Problem Set 2. Experiments
Relevant material will be covered by Sep 11. Problem set is due Sep 24.
To complete the problem set, Download the .Rmd and complete the homework. Omit your name so we can have anonymous peer feedback. Compile to a PDF and submit the PDF on Canvas.
This problem set is based on:
Bertrand, M & Mullainathan, S. 2004. “Are Emily and Greg More Employable Than Lakisha and Jamal? A Field Experiment on Labor Market Discrimination.” American Economic Review 94(4):991–1013.
Here’s a heads-up about what will be hard in this problem set
- for some, reading a social science paper will be hard
- for some, mathematical statistics will be hard
- for some, R coding will be hard
For almost no one will all three be easy.

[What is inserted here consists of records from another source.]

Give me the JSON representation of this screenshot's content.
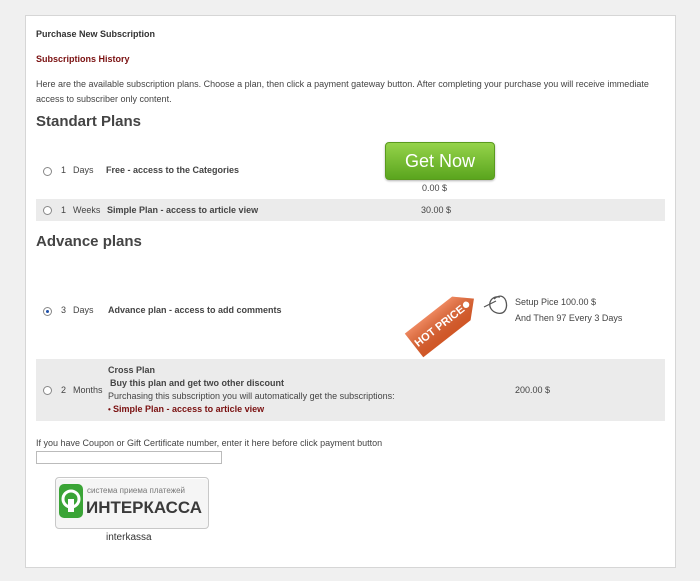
{
  "header": {
    "title": "Purchase New Subscription",
    "history_link": "Subscriptions History",
    "intro": "Here are the available subscription plans. Choose a plan, then click a payment gateway button. After completing your purchase you will receive immediate access to subscriber only content."
  },
  "standard": {
    "heading": "Standart Plans",
    "get_now": "Get Now",
    "plans": [
      {
        "selected": false,
        "qty": "1",
        "unit": "Days",
        "name": "Free - access to the Categories",
        "price": "0.00 $"
      },
      {
        "selected": false,
        "qty": "1",
        "unit": "Weeks",
        "name": "Simple Plan - access to article view",
        "price": "30.00 $"
      }
    ]
  },
  "advance": {
    "heading": "Advance plans",
    "hot_price_tag": "HOT PRICE",
    "plans": [
      {
        "selected": true,
        "qty": "3",
        "unit": "Days",
        "name": "Advance plan - access to add comments",
        "price_line1": "Setup Pice 100.00 $",
        "price_line2": "And Then 97 Every 3 Days"
      },
      {
        "selected": false,
        "qty": "2",
        "unit": "Months",
        "name": "Cross Plan",
        "subtitle": "Buy this plan and get two other discount",
        "note": "Purchasing this subscription you will automatically get the subscriptions:",
        "included": [
          "Simple Plan - access to article view"
        ],
        "price": "200.00 $"
      }
    ]
  },
  "coupon": {
    "label": "If you have Coupon or Gift Certificate number, enter it here before click payment button",
    "value": ""
  },
  "payment": {
    "logo_tagline": "система приема платежей",
    "logo_name": "ИНТЕРКАССА",
    "label": "interkassa",
    "colors": {
      "green": "#3aa436",
      "dark": "#3a3a3a"
    }
  },
  "colors": {
    "accent_red": "#7a1010",
    "get_now_green": "#6cb82c",
    "tag_orange": "#e8602a"
  }
}
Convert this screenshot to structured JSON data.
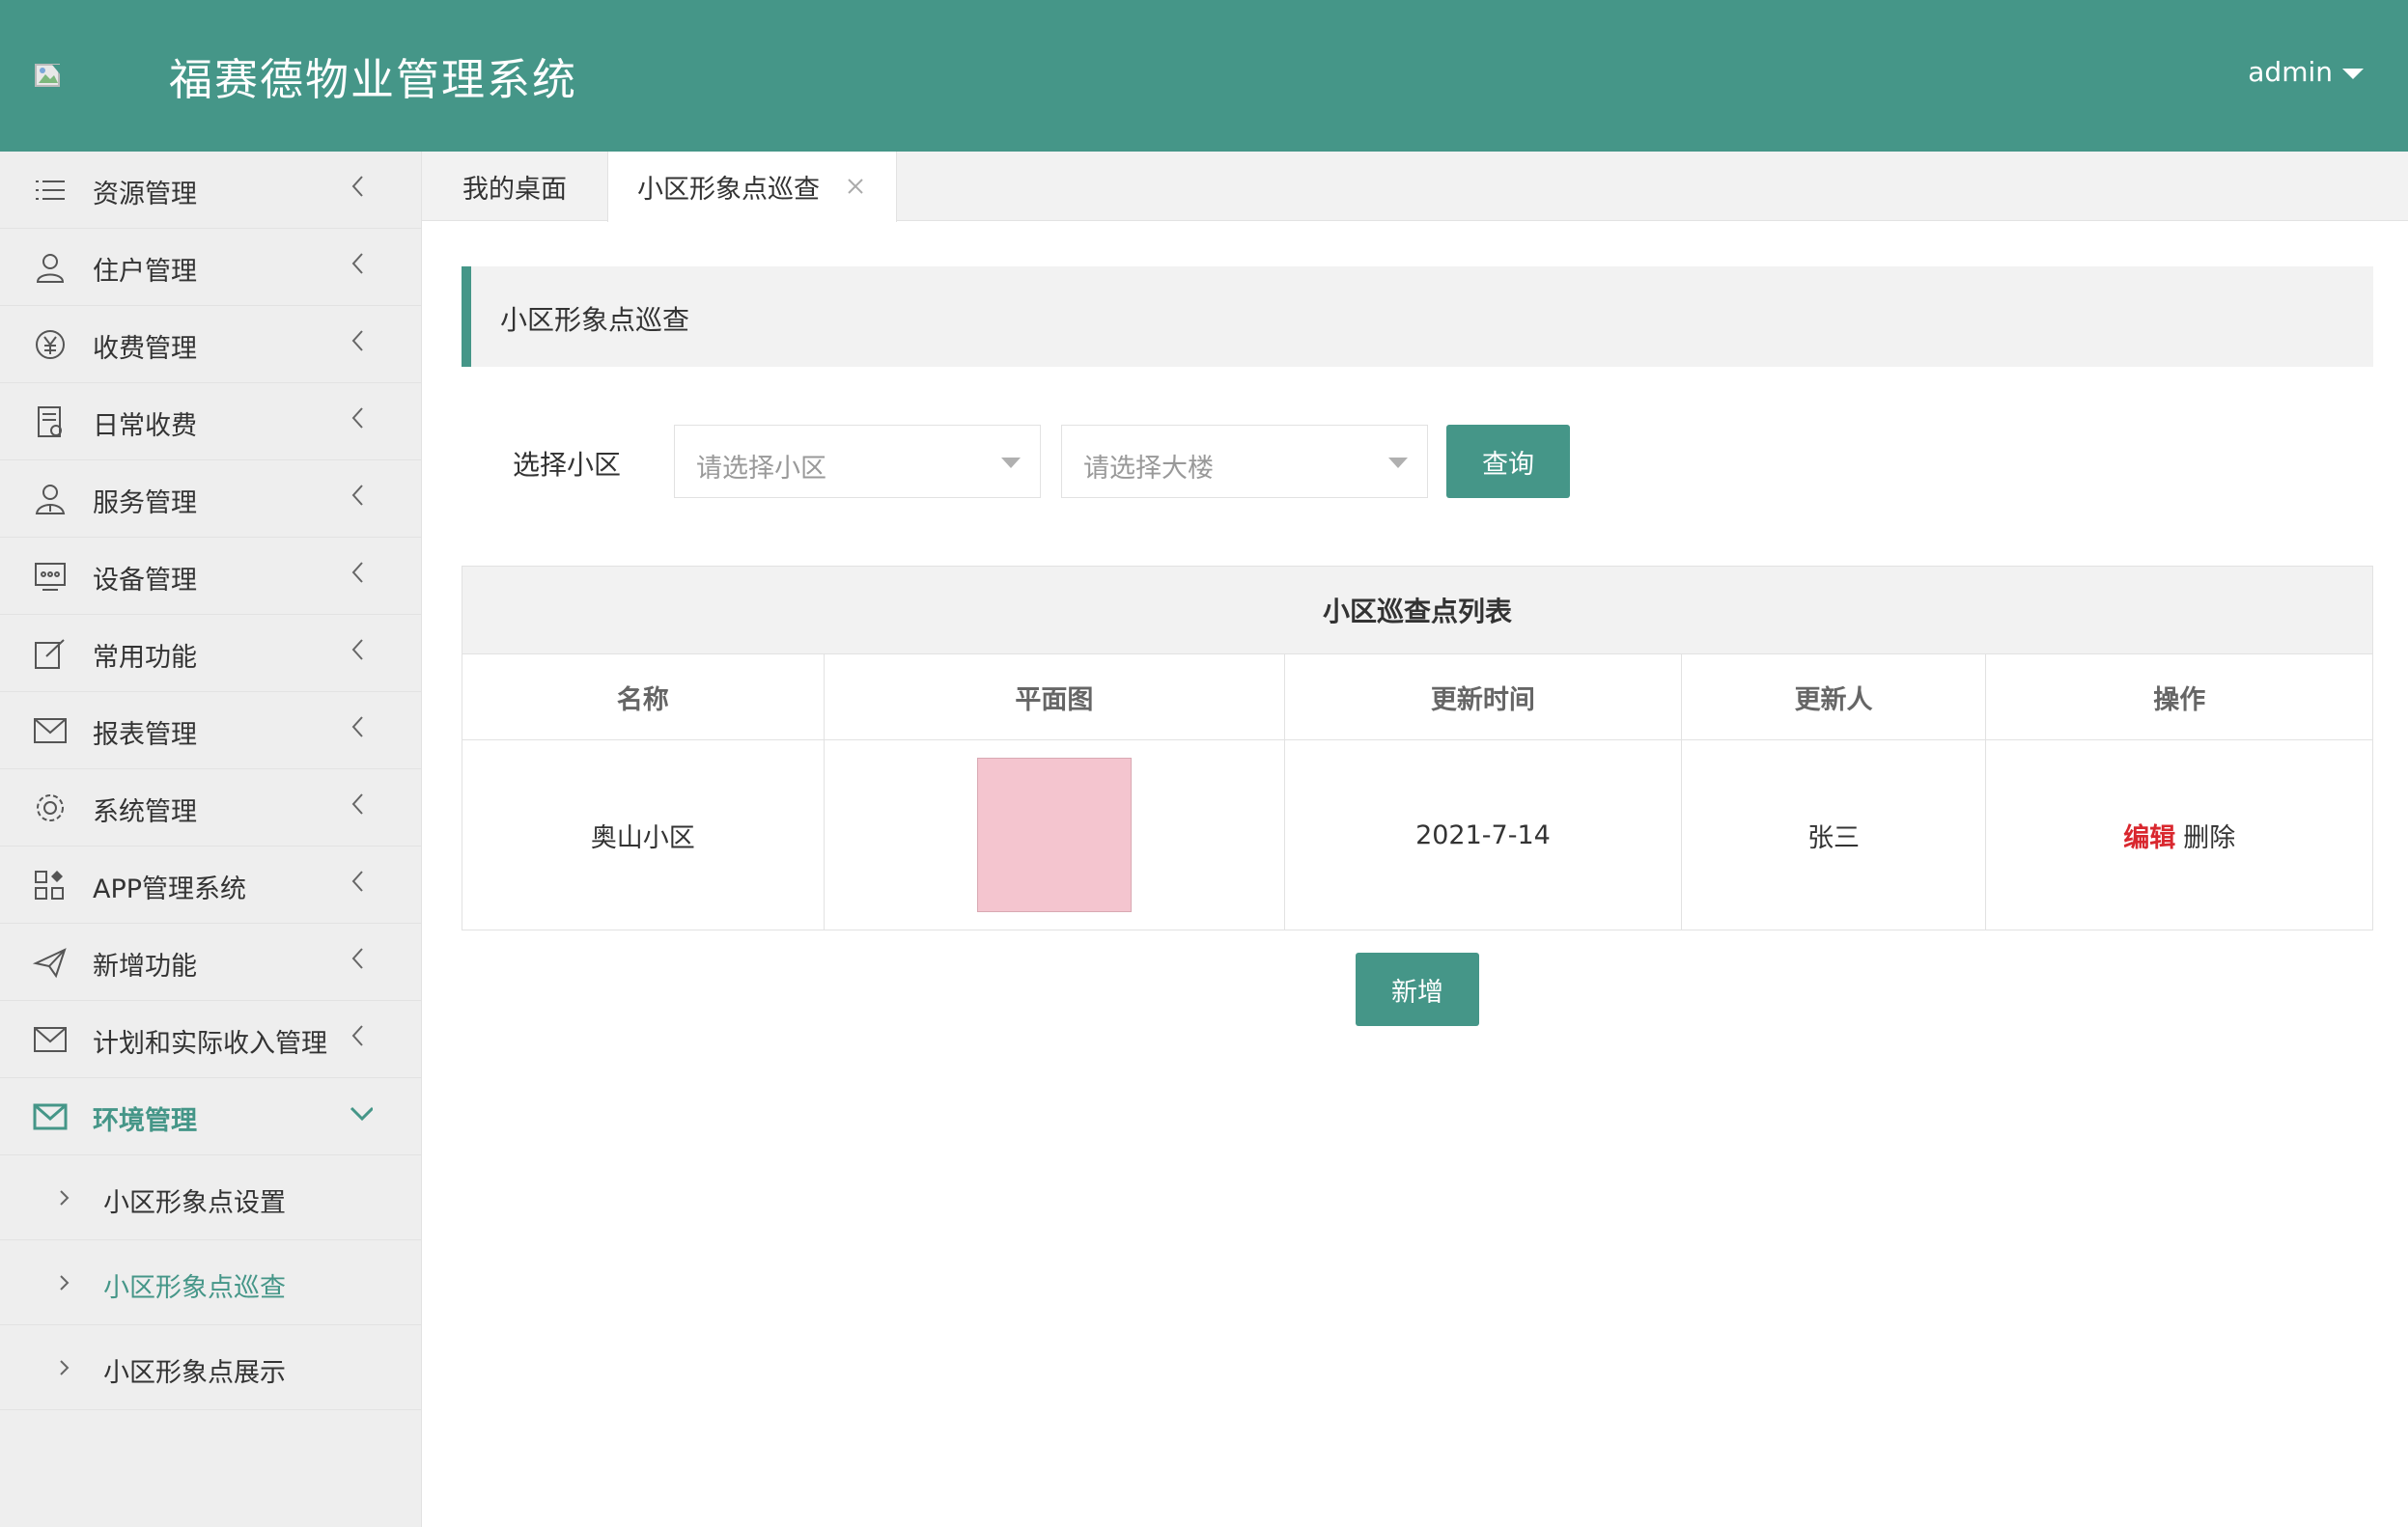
{
  "header": {
    "title": "福赛德物业管理系统",
    "user": "admin",
    "logo_icon": "broken-image-icon",
    "bg_color": "#459688"
  },
  "sidebar": {
    "items": [
      {
        "label": "资源管理",
        "icon": "list-icon"
      },
      {
        "label": "住户管理",
        "icon": "user-icon"
      },
      {
        "label": "收费管理",
        "icon": "yen-icon"
      },
      {
        "label": "日常收费",
        "icon": "document-icon"
      },
      {
        "label": "服务管理",
        "icon": "person-icon"
      },
      {
        "label": "设备管理",
        "icon": "device-icon"
      },
      {
        "label": "常用功能",
        "icon": "edit-icon"
      },
      {
        "label": "报表管理",
        "icon": "mail-icon"
      },
      {
        "label": "系统管理",
        "icon": "gear-icon"
      },
      {
        "label": "APP管理系统",
        "icon": "apps-icon"
      },
      {
        "label": "新增功能",
        "icon": "send-icon"
      },
      {
        "label": "计划和实际收入管理",
        "icon": "mail-icon"
      },
      {
        "label": "环境管理",
        "icon": "mail-icon",
        "active": true
      }
    ],
    "subitems": [
      {
        "label": "小区形象点设置"
      },
      {
        "label": "小区形象点巡查",
        "active": true
      },
      {
        "label": "小区形象点展示"
      }
    ],
    "accent_color": "#459688"
  },
  "tabs": [
    {
      "label": "我的桌面"
    },
    {
      "label": "小区形象点巡查",
      "closable": true
    }
  ],
  "page": {
    "title": "小区形象点巡查"
  },
  "filter": {
    "label": "选择小区",
    "community_placeholder": "请选择小区",
    "building_placeholder": "请选择大楼",
    "query_button": "查询"
  },
  "table": {
    "caption": "小区巡查点列表",
    "columns": [
      "名称",
      "平面图",
      "更新时间",
      "更新人",
      "操作"
    ],
    "rows": [
      {
        "name": "奥山小区",
        "updated_at": "2021-7-14",
        "updated_by": "张三",
        "edit": "编辑",
        "delete": "删除"
      }
    ]
  },
  "add_button": "新增"
}
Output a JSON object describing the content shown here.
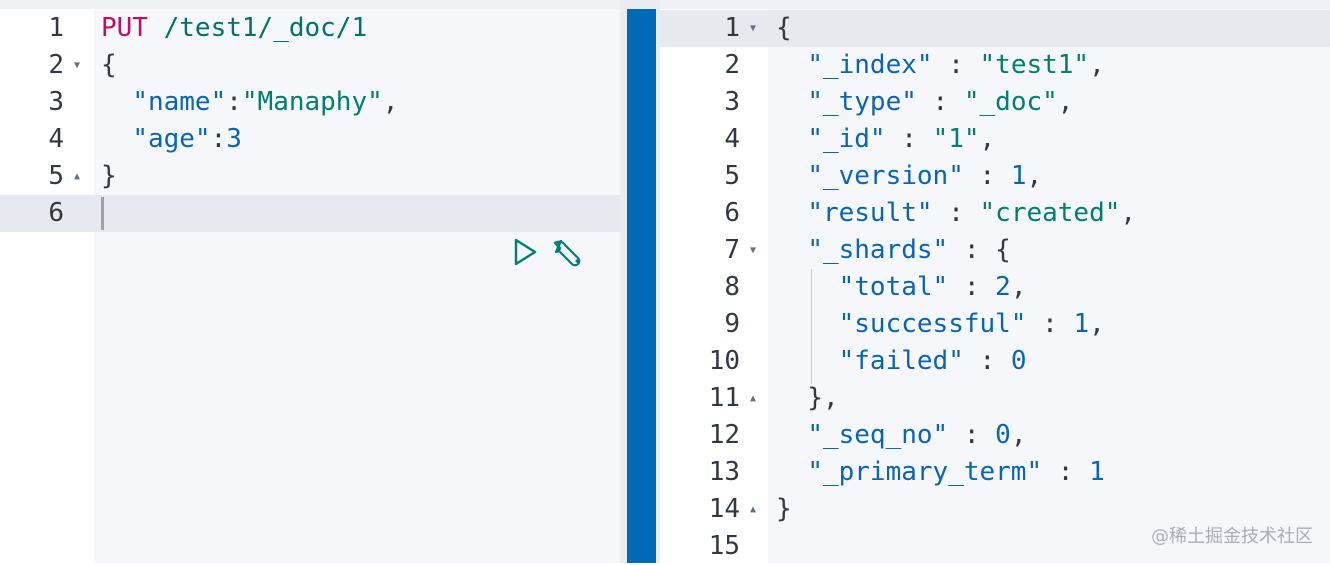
{
  "request": {
    "method": "PUT",
    "path": "/test1/_doc/1",
    "line_numbers": [
      "1",
      "2",
      "3",
      "4",
      "5",
      "6"
    ],
    "lines": [
      [
        {
          "t": "method",
          "v": "PUT"
        },
        {
          "t": "punc",
          "v": " "
        },
        {
          "t": "url",
          "v": "/test1/_doc/1"
        }
      ],
      [
        {
          "t": "punc",
          "v": "{"
        }
      ],
      [
        {
          "t": "punc",
          "v": "  "
        },
        {
          "t": "key",
          "v": "\"name\""
        },
        {
          "t": "punc",
          "v": ":"
        },
        {
          "t": "str",
          "v": "\"Manaphy\""
        },
        {
          "t": "punc",
          "v": ","
        }
      ],
      [
        {
          "t": "punc",
          "v": "  "
        },
        {
          "t": "key",
          "v": "\"age\""
        },
        {
          "t": "punc",
          "v": ":"
        },
        {
          "t": "num",
          "v": "3"
        }
      ],
      [
        {
          "t": "punc",
          "v": "}"
        }
      ],
      []
    ],
    "fold_markers": {
      "2": "down",
      "5": "up"
    },
    "active_line": 6,
    "actions": {
      "run_icon": "play-icon",
      "settings_icon": "wrench-icon"
    }
  },
  "response": {
    "line_numbers": [
      "1",
      "2",
      "3",
      "4",
      "5",
      "6",
      "7",
      "8",
      "9",
      "10",
      "11",
      "12",
      "13",
      "14",
      "15"
    ],
    "lines": [
      [
        {
          "t": "punc",
          "v": "{"
        }
      ],
      [
        {
          "t": "punc",
          "v": "  "
        },
        {
          "t": "key",
          "v": "\"_index\""
        },
        {
          "t": "punc",
          "v": " : "
        },
        {
          "t": "str",
          "v": "\"test1\""
        },
        {
          "t": "punc",
          "v": ","
        }
      ],
      [
        {
          "t": "punc",
          "v": "  "
        },
        {
          "t": "key",
          "v": "\"_type\""
        },
        {
          "t": "punc",
          "v": " : "
        },
        {
          "t": "str",
          "v": "\"_doc\""
        },
        {
          "t": "punc",
          "v": ","
        }
      ],
      [
        {
          "t": "punc",
          "v": "  "
        },
        {
          "t": "key",
          "v": "\"_id\""
        },
        {
          "t": "punc",
          "v": " : "
        },
        {
          "t": "str",
          "v": "\"1\""
        },
        {
          "t": "punc",
          "v": ","
        }
      ],
      [
        {
          "t": "punc",
          "v": "  "
        },
        {
          "t": "key",
          "v": "\"_version\""
        },
        {
          "t": "punc",
          "v": " : "
        },
        {
          "t": "num",
          "v": "1"
        },
        {
          "t": "punc",
          "v": ","
        }
      ],
      [
        {
          "t": "punc",
          "v": "  "
        },
        {
          "t": "key",
          "v": "\"result\""
        },
        {
          "t": "punc",
          "v": " : "
        },
        {
          "t": "str",
          "v": "\"created\""
        },
        {
          "t": "punc",
          "v": ","
        }
      ],
      [
        {
          "t": "punc",
          "v": "  "
        },
        {
          "t": "key",
          "v": "\"_shards\""
        },
        {
          "t": "punc",
          "v": " : {"
        }
      ],
      [
        {
          "t": "punc",
          "v": "    "
        },
        {
          "t": "key",
          "v": "\"total\""
        },
        {
          "t": "punc",
          "v": " : "
        },
        {
          "t": "num",
          "v": "2"
        },
        {
          "t": "punc",
          "v": ","
        }
      ],
      [
        {
          "t": "punc",
          "v": "    "
        },
        {
          "t": "key",
          "v": "\"successful\""
        },
        {
          "t": "punc",
          "v": " : "
        },
        {
          "t": "num",
          "v": "1"
        },
        {
          "t": "punc",
          "v": ","
        }
      ],
      [
        {
          "t": "punc",
          "v": "    "
        },
        {
          "t": "key",
          "v": "\"failed\""
        },
        {
          "t": "punc",
          "v": " : "
        },
        {
          "t": "num",
          "v": "0"
        }
      ],
      [
        {
          "t": "punc",
          "v": "  },"
        }
      ],
      [
        {
          "t": "punc",
          "v": "  "
        },
        {
          "t": "key",
          "v": "\"_seq_no\""
        },
        {
          "t": "punc",
          "v": " : "
        },
        {
          "t": "num",
          "v": "0"
        },
        {
          "t": "punc",
          "v": ","
        }
      ],
      [
        {
          "t": "punc",
          "v": "  "
        },
        {
          "t": "key",
          "v": "\"_primary_term\""
        },
        {
          "t": "punc",
          "v": " : "
        },
        {
          "t": "num",
          "v": "1"
        }
      ],
      [
        {
          "t": "punc",
          "v": "}"
        }
      ],
      []
    ],
    "fold_markers": {
      "1": "down",
      "7": "down",
      "11": "up",
      "14": "up"
    },
    "active_line": 1
  },
  "watermark": "@稀土掘金技术社区",
  "colors": {
    "method": "#bf0d69",
    "url": "#00716c",
    "key": "#0b64b3",
    "string": "#017d73",
    "number": "#0b64b3",
    "divider": "#006bb4",
    "active_line": "#e6e9ef",
    "code_bg": "#f5f7fa"
  }
}
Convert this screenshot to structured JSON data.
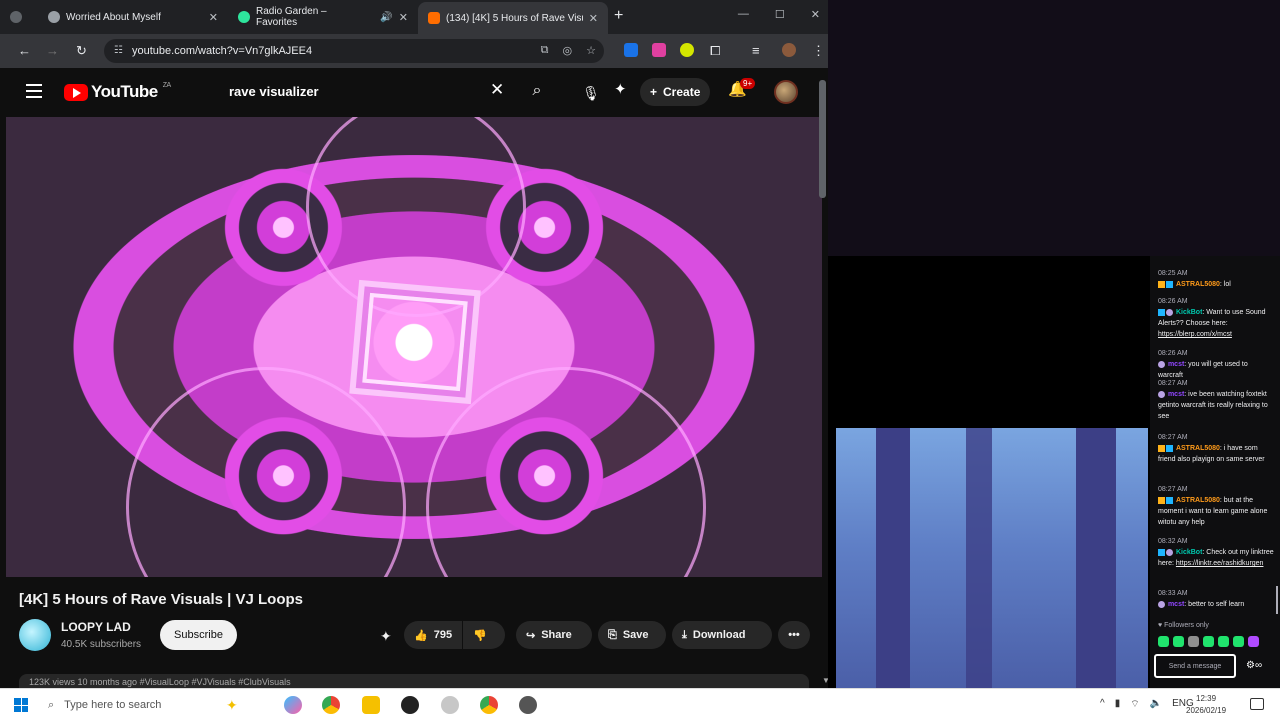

We want to support you to succeed! Text in this format is here to help you.
1. Conceptual questions about the study design
Read the first 10 pages of the paper (through the end of section 2).
1.1. (5 points) Fundamental Problem
One submitted resume had the name “Emily Baker.” It yielded a callback. The same resume could have had the name “Lakisha Washington.” Explain how the Fundamental Problem of Causal Inference applies to this case (1–2 sentences).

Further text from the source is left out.